Hearing Loss

Disease affecting the external and/or middle ear produce a CONDUCTIVE hearing loss: Disease affecting the cochlear and auditory nerves produce a SENSORINEURAL LossHearing normally develops during the first half dozen years of life. If the brain does not receive appropriate stimulation during this time it does not have the subsequent capabilities of hearing. This occurs in congenital or pre-lingual deafness.

Depending on which section of the ear that is affected, two main types of hearing loss can be identified.

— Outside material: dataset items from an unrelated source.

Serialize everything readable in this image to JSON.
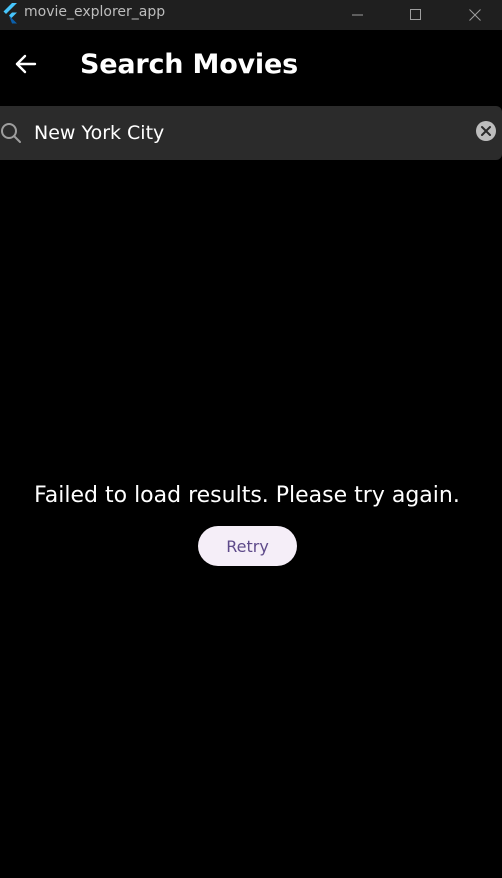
{
  "window": {
    "title": "movie_explorer_app",
    "icons": [
      "flutter-logo-icon",
      "minimize-icon",
      "maximize-icon",
      "close-icon"
    ]
  },
  "appbar": {
    "title": "Search Movies",
    "back_icon": "arrow-left-icon"
  },
  "search": {
    "value": "New York City",
    "placeholder": "",
    "search_icon": "search-icon",
    "clear_icon": "clear-circle-icon"
  },
  "error": {
    "message": "Failed to load results. Please try again.",
    "retry_label": "Retry"
  },
  "colors": {
    "background": "#000000",
    "titlebar": "#1f1f1f",
    "searchbar": "#2b2b2b",
    "retry_bg": "#f5eef8",
    "retry_text": "#5e4a8a"
  }
}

  • Any problem in the outer or middle ear that prevents the ear from conducting sound properly is known as a conductive hearing loss. Conductive hearing losses are usually mild or moderate in nature and in some cases can be temporary. In many cases, medication, surgery or hearing aids can help.
  • A problem in the cochlea caused by missing or damaged sensory cells (inner hair cells) can cause sensorineural hearing loss. This type of hearing loss is usually permanent and can be classed as mild, moderate, severe or profound. Severe or profound hearing loss can usually be helped with a cochlear implant. However, in rare cases when the auditory nerve itself is damged a cochlear implant would be unsuitable. In such cases a brain stem implant could be considered.

There are many causes of sensorineural hearing loss. The common principle is that the delicate inner ear hair cells become so damaged that they are unable to respond and transmit any meaningful signals to the auditory cortex that there is effectively no useable hearing.